語りびとたちの記録
「ナチカサヌ、ないびらんどー」(泣いていいんだよ)
2009年4月の語り合いの記録
セイさん(88)・ハナさん(84)の語り合い
(6人グループのうち3人の対話を抽出)
※登場人物はすべて仮名です
セイさん(88)は、語り合いの場に来るまで、何年もためらっていた。
「ナチカサヌ(泣くぬぬ)が恥ずかしくてぃ」と話した。
「戦争ぬ話しようとすると、すぐ涙ぬ出ちゅん。
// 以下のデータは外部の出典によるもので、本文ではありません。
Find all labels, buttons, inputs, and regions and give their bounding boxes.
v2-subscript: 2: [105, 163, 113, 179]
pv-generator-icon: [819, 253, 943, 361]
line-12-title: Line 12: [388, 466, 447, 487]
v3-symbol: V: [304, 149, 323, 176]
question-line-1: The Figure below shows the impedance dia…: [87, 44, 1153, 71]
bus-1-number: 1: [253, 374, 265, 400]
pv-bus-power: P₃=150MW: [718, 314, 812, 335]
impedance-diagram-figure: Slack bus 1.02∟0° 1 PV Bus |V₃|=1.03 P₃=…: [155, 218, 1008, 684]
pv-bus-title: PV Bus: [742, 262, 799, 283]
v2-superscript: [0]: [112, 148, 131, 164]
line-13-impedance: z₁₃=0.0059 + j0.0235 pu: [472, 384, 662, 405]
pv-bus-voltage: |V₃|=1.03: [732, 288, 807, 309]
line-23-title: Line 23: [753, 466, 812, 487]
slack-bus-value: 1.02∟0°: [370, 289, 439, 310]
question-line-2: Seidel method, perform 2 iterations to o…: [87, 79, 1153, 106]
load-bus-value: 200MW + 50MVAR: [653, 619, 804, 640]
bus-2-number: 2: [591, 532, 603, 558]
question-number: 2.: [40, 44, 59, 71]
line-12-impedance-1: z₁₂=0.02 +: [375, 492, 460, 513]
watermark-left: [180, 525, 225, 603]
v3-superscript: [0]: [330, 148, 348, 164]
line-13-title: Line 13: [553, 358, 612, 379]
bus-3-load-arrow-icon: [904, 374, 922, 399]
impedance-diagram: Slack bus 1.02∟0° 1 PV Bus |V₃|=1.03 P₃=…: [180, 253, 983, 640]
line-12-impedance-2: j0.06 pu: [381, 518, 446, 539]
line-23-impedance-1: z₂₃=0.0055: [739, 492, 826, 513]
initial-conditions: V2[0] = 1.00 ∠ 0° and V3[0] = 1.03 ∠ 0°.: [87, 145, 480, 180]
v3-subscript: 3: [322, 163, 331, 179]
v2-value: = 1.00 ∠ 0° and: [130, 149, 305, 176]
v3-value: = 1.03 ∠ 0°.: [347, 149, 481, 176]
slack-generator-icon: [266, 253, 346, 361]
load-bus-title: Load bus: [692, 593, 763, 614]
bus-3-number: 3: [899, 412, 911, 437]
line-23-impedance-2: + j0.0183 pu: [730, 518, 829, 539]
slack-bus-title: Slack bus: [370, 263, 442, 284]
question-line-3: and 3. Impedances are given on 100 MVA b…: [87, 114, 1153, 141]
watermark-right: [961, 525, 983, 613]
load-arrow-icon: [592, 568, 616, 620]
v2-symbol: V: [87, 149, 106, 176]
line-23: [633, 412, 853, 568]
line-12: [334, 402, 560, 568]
年寄りがみっともないさ、んち自分でぃ思てぃ……だからぬ人んかいは話しらんたん」
ハナさん(84)が穏やかな声で言った。
「わんも同じやいびーん。ナチャーいかんと思てぃ、ずっとぅ封印ちてぃちゃん。でぃんが、くまんかい来てぃ、みんなナチョーるぬ見てぃ、ナチャーいいんだってぃ、やっと分かたん」
「泣いていいんですか」とセイさんが繰り返した。
「ナチャーいいんどーよ」とハナさんは答えた。
その言葉で、セイさんの目から涙がこぼれた。
止まらなかった。
ハナさんがそっと手を差し伸べた。
セイさんはひとしきり泣いてから、「こんなに泣いたのは、戦争が終わって初めてかもしれないさぁ」と言った。
「わんもそうだったさぁ」(私もそうだった)とハナさんは微笑んだ。